Subd. 2. Voting member approval; when required. A corporation, by affirmative vote of the board of directors, may sell, lease, transfer, or dispose of all or substantially all of its property and assets, including its good will, not in the usual and regular course of its activities, upon those terms and conditions and for those considerations, which may be money, securities, or other instruments for the payment of money or other property, as the board considers expedient, when approved at a regular or special meeting of the members by the affirmative vote of the majority of the members with voting rights. If there are no members with voting rights, member approval is not required. Notice of the meeting must be given to the members with voting rights. The notice must state that a purpose of the meeting is to consider the sale, lease, transfer, or other disposition of all or substantially all of the property and assets of the corporation.

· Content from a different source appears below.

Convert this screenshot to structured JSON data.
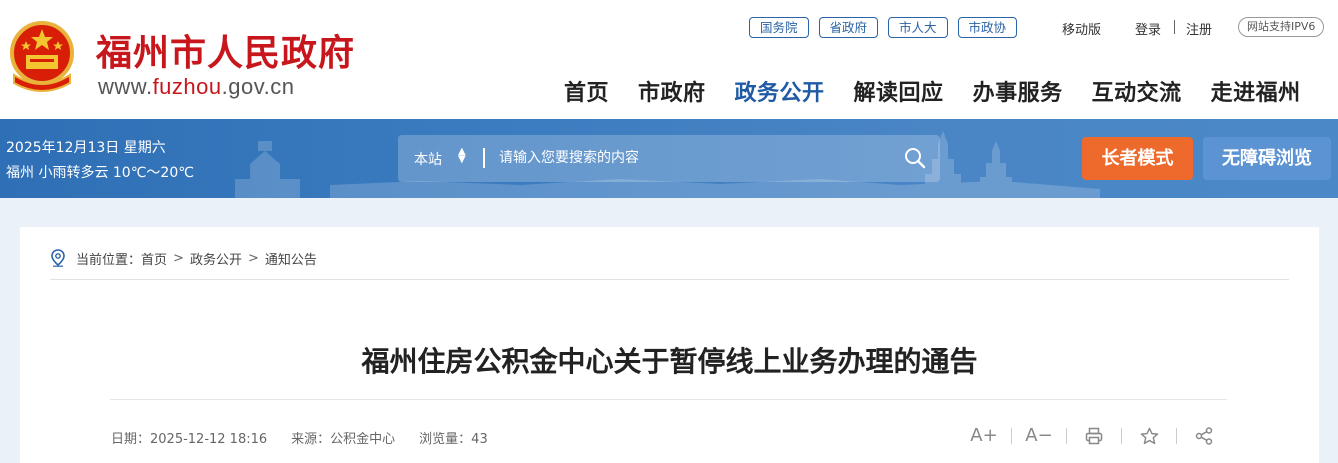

Subd. 3. Notice to attorney general. If applicable, a corporation shall comply with section 317A.811 before transferring all or substantially all of its assets under this section.

Subd. 4. Signing of documents. Confirmatory deeds, assignments, or similar instruments to evidence a sale, lease, transfer, or other disposition may be signed and delivered at any time in the name of the transferor by its current officers or, if the corporation no longer exists, by its last officers.

Subd. 5. Transferee liability. The transferee is liable for the debts, obligations, and liabilities of the transferor only to the extent provided in the contract or agreement between the transferee and the transferor or to the extent provided by this chapter or other statutes of this state.